Reason and nature shape the musical esthetics of Gottsched, Scheibe, and Mattheson, and also form the typical criteria in Boileau’s judgment of “good taste.” The new esthetics of rationality actually reached Mattheson from France and England (he was connected with the English legation), more from reading Newton, Locke, and French writers than from his compatriot Wolff. And despite these influences Mattheson adhered to the formal religion of the Lutheran church. Others of the new movement, whose musical ideas must have reached Bach’s ears more and more frequently, were not so orthodox in their faith and adopted more of Wolff’s philosophy.

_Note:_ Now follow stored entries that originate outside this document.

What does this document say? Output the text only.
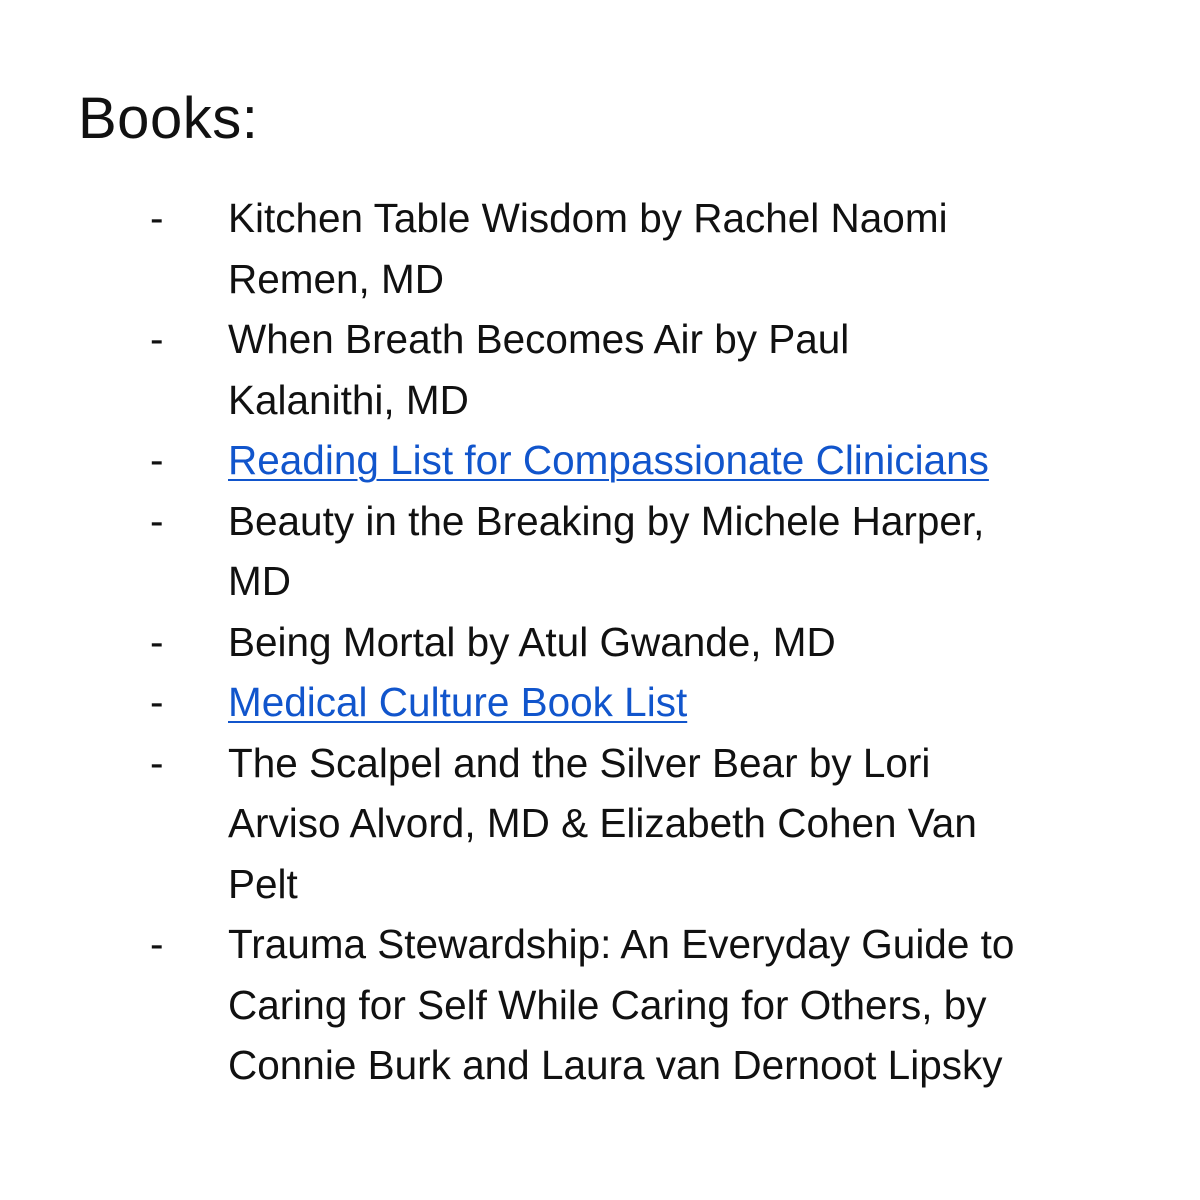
Books:
-	Kitchen Table Wisdom by Rachel Naomi
Remen, MD
-	When Breath Becomes Air by Paul
Kalanithi, MD
-	Reading List for Compassionate Clinicians
-	Beauty in the Breaking by Michele Harper,
MD
-	Being Mortal by Atul Gwande, MD
-	Medical Culture Book List
-	The Scalpel and the Silver Bear by Lori
Arviso Alvord, MD & Elizabeth Cohen Van
Pelt
-	Trauma Stewardship: An Everyday Guide to
Caring for Self While Caring for Others, by
Connie Burk and Laura van Dernoot Lipsky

Bach met the damaging incursions into his art by these enlightened estheticians with serene composure. He avoided theoretical discussions with them. Although famous musicians were welcome and frequent guests in his home, their conversations must not have centered on the new musical esthetics. Bach took to battle only when the domain of his church music was.invaded by irreverent intruders. Then his defense was stubborn, methodical, and implacable. Art was the manifestation of truth and ultimate reality, and needed no polemics. Musical creation merged into one with the act of faith.